ECRI's historical record of business cycle dates for 20 economies, including all the G7 countries, China and India, has been used as a standard benchmark by many authorities, including the U.S. Federal Reserve. In line with the approach used to determine the official business cycle dates for the United States, these international business cycle dates, along with corresponding growth rate cycle chronologies, are updated regularly by ECRI after the final data on key coincident economic indicators become available.

Publications on business cycles and turning point forecasting include selected ECRI's working papers and the recently published book, Beating the Business Cycle: How to Predict and Profit from Turning Points in the Economy, which is used as a supplementary college text.

In addition, we have a PowerPoint presentation available for classroom use.

How we help academics

Gaps in the literature

Standard economic texts give short shrift to the subject of business cycles, including the definition and prediction of recessions.
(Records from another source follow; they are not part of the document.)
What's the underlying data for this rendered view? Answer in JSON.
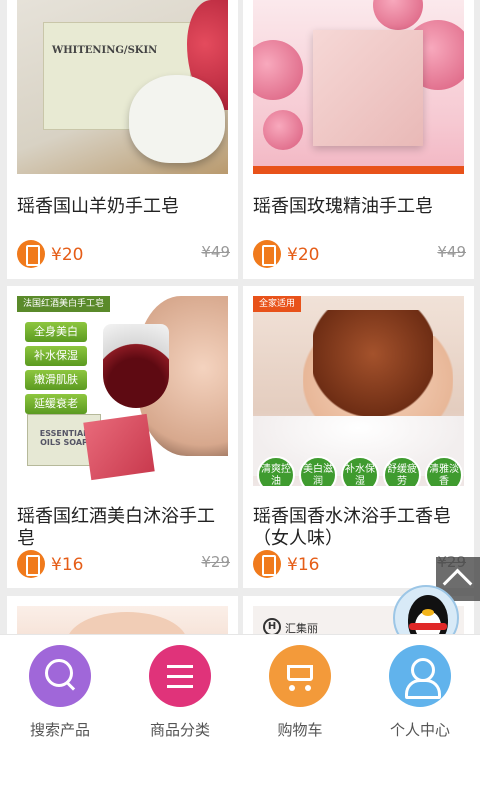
{
  "products": [
    {
      "title": "瑶香国山羊奶手工皂",
      "price": "¥20",
      "orig_price": "¥49",
      "image_text": "WHITENING/SKIN"
    },
    {
      "title": "瑶香国玫瑰精油手工皂",
      "price": "¥20",
      "orig_price": "¥49"
    },
    {
      "title": "瑶香国红酒美白沐浴手工皂",
      "price": "¥16",
      "orig_price": "¥29",
      "image_label": "法国红酒美白手工皂",
      "image_tags": [
        "全身美白",
        "补水保湿",
        "嫩滑肌肤",
        "延缓衰老"
      ],
      "image_box_text": "ESSENTIAL OILS SOAP"
    },
    {
      "title": "瑶香国香水沐浴手工香皂（女人味）",
      "price": "¥16",
      "orig_price": "¥29",
      "image_label": "全家适用",
      "image_badges": [
        "清爽控油",
        "美白滋润",
        "补水保湿",
        "舒缓疲劳",
        "清雅淡香"
      ]
    },
    {
      "brand_text": "汇集丽"
    }
  ],
  "nav": [
    {
      "label": "搜索产品",
      "icon": "search-icon",
      "color": "#a067d9"
    },
    {
      "label": "商品分类",
      "icon": "list-icon",
      "color": "#e0337a"
    },
    {
      "label": "购物车",
      "icon": "cart-icon",
      "color": "#f39a3a"
    },
    {
      "label": "个人中心",
      "icon": "user-icon",
      "color": "#61b3ec"
    }
  ],
  "colors": {
    "price": "#e55d17",
    "accent": "#f07a1c"
  }
}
At most, there may be an obligatory reference to the index of leading economic indicators (LEI), which was originally developed by ECRI's founder, Geoffrey H. Moore, four decades ago.

The LEI, modified several times since, failed to predict the last few recessions. Yet, more state-of-the-art approaches capable of real-time forecasting accuracy are routinely overlooked in the literature.

This lack of exposure has perpetuated both theoretical misconceptions about business cycles and the challenge of “predicting upper turning points” highlighted by the late Otto Eckstein decades ago. The result has often been misspecification of models of the business cycle, and, as an IMF study put it, a "virtually unblemished" record of failure to predict recessions.

The resources provided by ECRI, including international cycle dates, books, papers and teaching materials, help fill in these critical gaps in the academic literature.